Il decreto prevede anche l’applicazione della modalità di lavoro agile, per la durata dello stato di emergenza Coronavirus, inoltre i nuovi ingressi negli istituti penitenziari e negli istituti penali per minorenni saranno controllati, mediante adeguati presidi idonei a garantire il contenimento della diffusione del virus, con particolare riguardo ai soggetti provenienti dalla “zona rossa”, sino al termine dello stato di emergenza.  

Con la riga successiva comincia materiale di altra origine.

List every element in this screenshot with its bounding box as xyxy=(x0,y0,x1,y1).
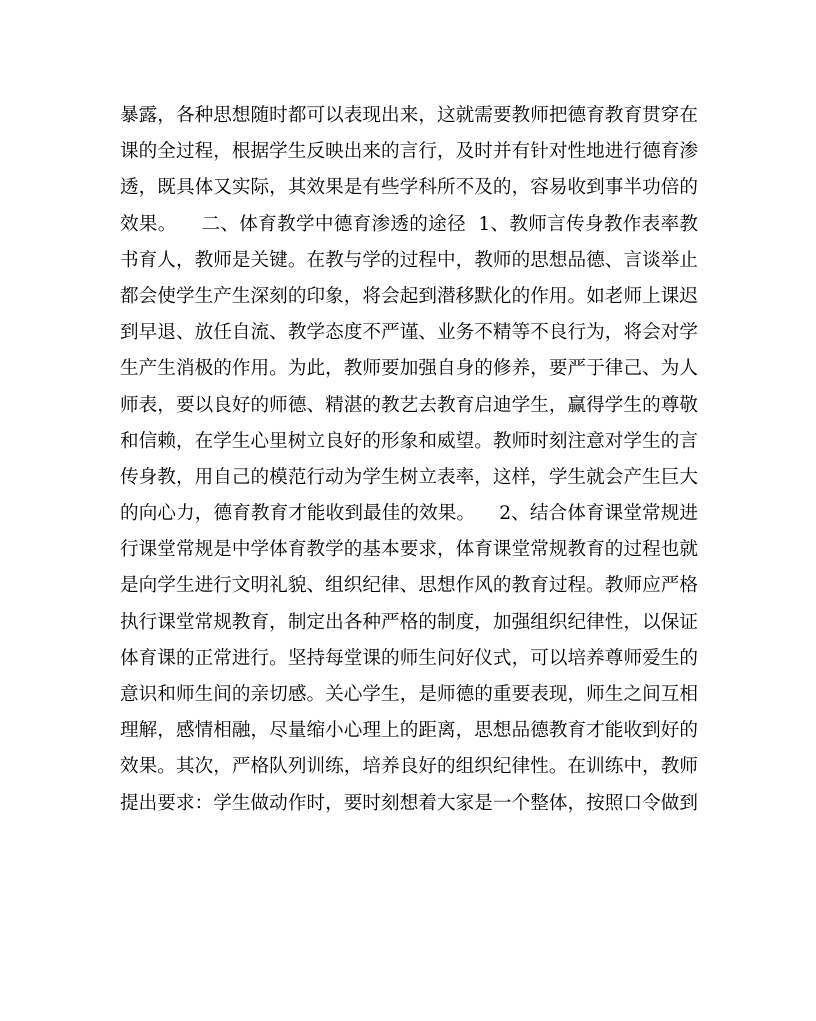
text-line: 传身教，用自己的模范行动为学生树立表率，这样，学生就会产生巨大 xyxy=(120,466,698,488)
text-line: 到早退、放任自流、教学态度不严谨、业务不精等不良行为，将会对学 xyxy=(120,322,698,344)
text-line: 都会使学生产生深刻的印象，将会起到潜移默化的作用。如老师上课迟 xyxy=(120,285,698,307)
text-line: 是向学生进行文明礼貌、组织纪律、思想作风的教育过程。教师应严格 xyxy=(120,575,698,597)
text-line: 和信赖，在学生心里树立良好的形象和威望。教师时刻注意对学生的言 xyxy=(120,430,698,452)
text-line: 效果。 二、体育教学中德育渗透的途径 1、教师言传身教作表率教 xyxy=(120,213,698,235)
text-line: 生产生消极的作用。为此，教师要加强自身的修养，要严于律己、为人 xyxy=(120,358,698,380)
text-line: 的向心力，德育教育才能收到最佳的效果。 2、结合体育课堂常规进 xyxy=(120,503,698,525)
text-line: 效果。其次，严格队列训练，培养良好的组织纪律性。在训练中，教师 xyxy=(120,756,698,778)
text-line: 提出要求：学生做动作时，要时刻想着大家是一个整体，按照口令做到 xyxy=(120,792,698,814)
text-line: 师表，要以良好的师德、精湛的教艺去教育启迪学生，赢得学生的尊敬 xyxy=(120,394,698,416)
text-line: 行课堂常规是中学体育教学的基本要求，体育课堂常规教育的过程也就 xyxy=(120,539,698,561)
text-line: 意识和师生间的亲切感。关心学生，是师德的重要表现，师生之间互相 xyxy=(120,684,698,705)
text-line: 执行课堂常规教育，制定出各种严格的制度，加强组织纪律性，以保证 xyxy=(120,611,698,633)
text-line: 透，既具体又实际，其效果是有些学科所不及的，容易收到事半功倍的 xyxy=(120,177,698,199)
text-line: 暴露，各种思想随时都可以表现出来，这就需要教师把德育教育贯穿在 xyxy=(120,105,698,126)
text-line: 体育课的正常进行。坚持每堂课的师生问好仪式，可以培养尊师爱生的 xyxy=(120,647,698,669)
text-line: 课的全过程，根据学生反映出来的言行，及时并有针对性地进行德育渗 xyxy=(120,141,698,163)
text-line: 理解，感情相融，尽量缩小心理上的距离，思想品德教育才能收到好的 xyxy=(120,720,698,742)
body-text xyxy=(120,98,698,822)
text-line: 书育人，教师是关键。在教与学的过程中，教师的思想品德、言谈举止 xyxy=(120,249,698,271)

Per quanto riguarda l’informazione e la prevenzione le misure, da dover applicare su tutto il territorio nazionale, previste dal DPCM, sono le sottoelencate:

  1. Il PERSONALE SANITARIO si attiene alle misure di prevenzione previste dall’OMS e applica le indicazioni per la sanificazione e la disinfezione degli ambienti;
  2. È fatta espressa raccomandazione a TUTTE LE PERSONE ANZIANE O AFFETTE DA PATOLOGIE CRONICHE di evitare di uscire dalla propria abitazione fuori dai casi di stretta necessità
  3. Le PUBBLICHE AMMINISTRAZIONI espongono, presso gli ambienti aperti al pubblico, le informazioni sulle misure igenico-sanitarie di prevenzione;
  4. I LOCALI APERTI AL PUBBLICO mettono a disposizione degli addetti, degli utenti e dei visitatori, soluzioni disinfettanti per l’igiene delle mani;
  5. Si raccomanda ai COMUNI e alle ASSOCIAZIONI CULTURALI e SPORTIVE, di offrire attività ricreative individuali;
  6. Le AZIENDE di TRASPORTO PUBBLICO anche a lunga percorrenza, adottano interventi straordinari di sanificazione dei mezzi;
  7. Nelle PROCEDURE dei CONCORSI devono essere adottate le misure organizzative volte a ridurre i contatti ravvicinati tra i candidati e tali da garantire la distanza di almeno un metro tra di loro;
  8. CHIUNQUE abbia soggiornato in zone a rischio epidemiologico, come identificate dall’OMS, o sia transitato o abbia sostato nei comuni Lombardi di Bertonico, Casalpusterlengo, Castelgerundo, Castiglione D’Adda, Codogno, Fombio, Maleo, San Fiorano, Somaglia e Terranova dei Passerini; e nel comune Veneto di Vo’ deve comunicarlo al dipartimento di prevenzione dell’azienda sanitaria competente per territorio nonché al proprio medico di medicina generale o al pediatra.

Il Decreto indica inoltre agli operatori sanitari come agire in caso di segnalazione di soggiorno in zone a rischio da parte dei cittadini e le procedure da seguire massimizzare l’efficacia dell’isolamento domiciliare.